Le temps a passé, c’est alors que petit à petit est née dans la pensée du p. Zerr le désir d’aller fonder dans un autre diocèse. Quand il a finit l’exercice de son mandat comme supérieur régional en 1978, il s’est dit qu’il était temps d’aller sur d’autres rives, de s’ouvrir à d’autres perspectives pour y proposer notre charisme. Dès son retour de congé, il s’est décidé à partir dans le diocèse de Yaoundé où il avait déjà pris contect avec Mgr Zoa. Trois propositions lui ont été faites : Mvan, Nkongoa, Nkilzock. Le p. Zerr a préféré Nkongoa parce que cette paroisse était à sa taille et avait déjà un presbytère construit par un père allemand. C’est donc de retour de son congé en septembre 1978, qu’ils s’y est établi. Le p. Jean Bosco van den Berg l’a rejoint deux mois après car il ne fallait pas laisser le confrère tout seul. Quand Mgr Nkuissi a appris que le p. Zerr s’installait à Yaoundé, il a rencontré le p. Siou alors Supérieur régional et lui a dit : « De quel droit êtes-vous allés dans l’archidiocèse de Yaoundé », et sa réponse fut : « Nous sommes une congrégation internationale et par conséquent, nous ne sommes de faite attachés à aucun diocèse. Nous avons le droit de fonder ailleurs mais sans toute fois nuire au diocèse dans lequel nous œuvrons ».

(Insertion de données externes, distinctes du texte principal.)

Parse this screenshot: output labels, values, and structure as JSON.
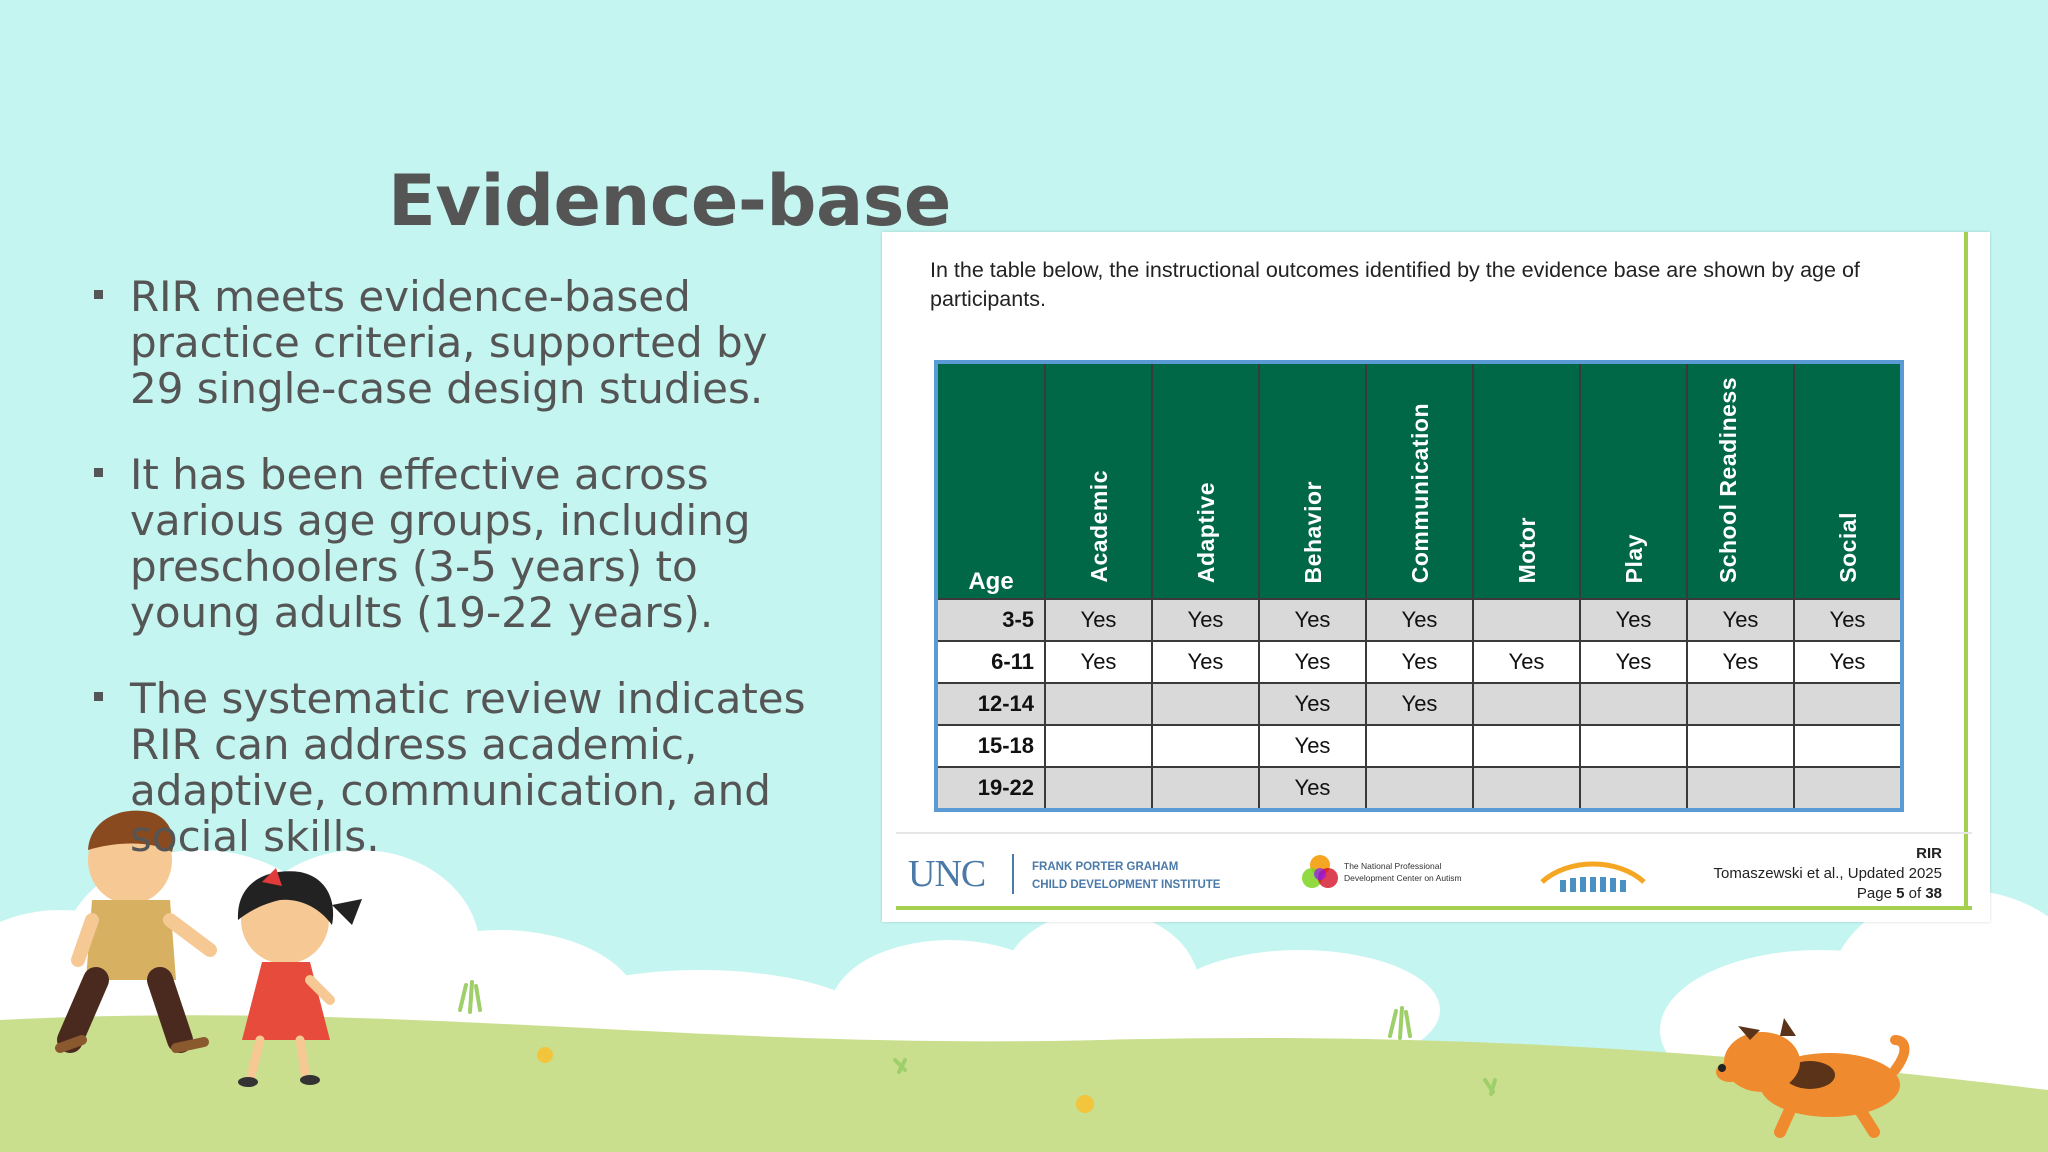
{
  "slide": {
    "title": "Evidence-base",
    "bullets": [
      "RIR meets evidence-based practice criteria, supported by 29 single-case design studies.",
      "It has been effective across various age groups, including preschoolers (3-5 years) to young adults (19-22 years).",
      "The systematic review indicates RIR can address academic, adaptive, communication, and social skills."
    ]
  },
  "document": {
    "intro": "In the table below, the instructional outcomes identified by the evidence base are shown by age of participants.",
    "table": {
      "columns": [
        "Age",
        "Academic",
        "Adaptive",
        "Behavior",
        "Communication",
        "Motor",
        "Play",
        "School Readiness",
        "Social"
      ],
      "rows": [
        {
          "age": "3-5",
          "cells": [
            "Yes",
            "Yes",
            "Yes",
            "Yes",
            "",
            "Yes",
            "Yes",
            "Yes"
          ]
        },
        {
          "age": "6-11",
          "cells": [
            "Yes",
            "Yes",
            "Yes",
            "Yes",
            "Yes",
            "Yes",
            "Yes",
            "Yes"
          ]
        },
        {
          "age": "12-14",
          "cells": [
            "",
            "",
            "Yes",
            "Yes",
            "",
            "",
            "",
            ""
          ]
        },
        {
          "age": "15-18",
          "cells": [
            "",
            "",
            "Yes",
            "",
            "",
            "",
            "",
            ""
          ]
        },
        {
          "age": "19-22",
          "cells": [
            "",
            "",
            "Yes",
            "",
            "",
            "",
            "",
            ""
          ]
        }
      ]
    },
    "footer": {
      "unc": "UNC",
      "fpg_line1": "FRANK PORTER GRAHAM",
      "fpg_line2": "CHILD DEVELOPMENT INSTITUTE",
      "npdc_line1": "The National Professional",
      "npdc_line2": "Development Center on Autism",
      "meta_line1": "RIR",
      "meta_line2": "Tomaszewski et al., Updated 2025",
      "page_prefix": "Page",
      "page_num": "5",
      "page_of": "of",
      "page_total": "38"
    }
  },
  "colors": {
    "background": "#c4f5f1",
    "header_green": "#006747",
    "table_border_blue": "#5b9bd5",
    "doc_border_green": "#a5cf4f",
    "grass": "#c9df8e"
  },
  "icons": [
    "unc-logo",
    "npdc-logo",
    "afirm-logo",
    "boy-illustration",
    "girl-illustration",
    "dog-illustration",
    "cloud-illustration"
  ]
}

Il demandait ainsi de respecter ce statut des congrégations religieuses instruit par le Saint Siège le 24 février 1969, statut qui octroie aux instituts religieux implantés dans un territoire de mission. « Le droit de conserver leur caractère propre et leur légitime autonomie, la faculté de fonder des maisons ad normam juris, et d’encourager les vocations pour leur famille religieuse ».1

Le p. Siou rapporte une autre friction mais cette fois-ci avec l’Abbé Bernard Nkuissi. Lorsque l’Abbé Nkuissi a été affecté à Kousseri dans le Nord-Cameroun, il a demandé de rencontrer le p. Siou.

« Je pars, a-t-il dit, mais j’ai un reproche à vous faire : vous n’aurez pas dû quitter le diocèse de Nkongsamba.

Le p. Siou de lui répondre : « Nous sommes libres d’aller où nous voulons, où nous pensons être le mieux pour nous et pour la congrégation ».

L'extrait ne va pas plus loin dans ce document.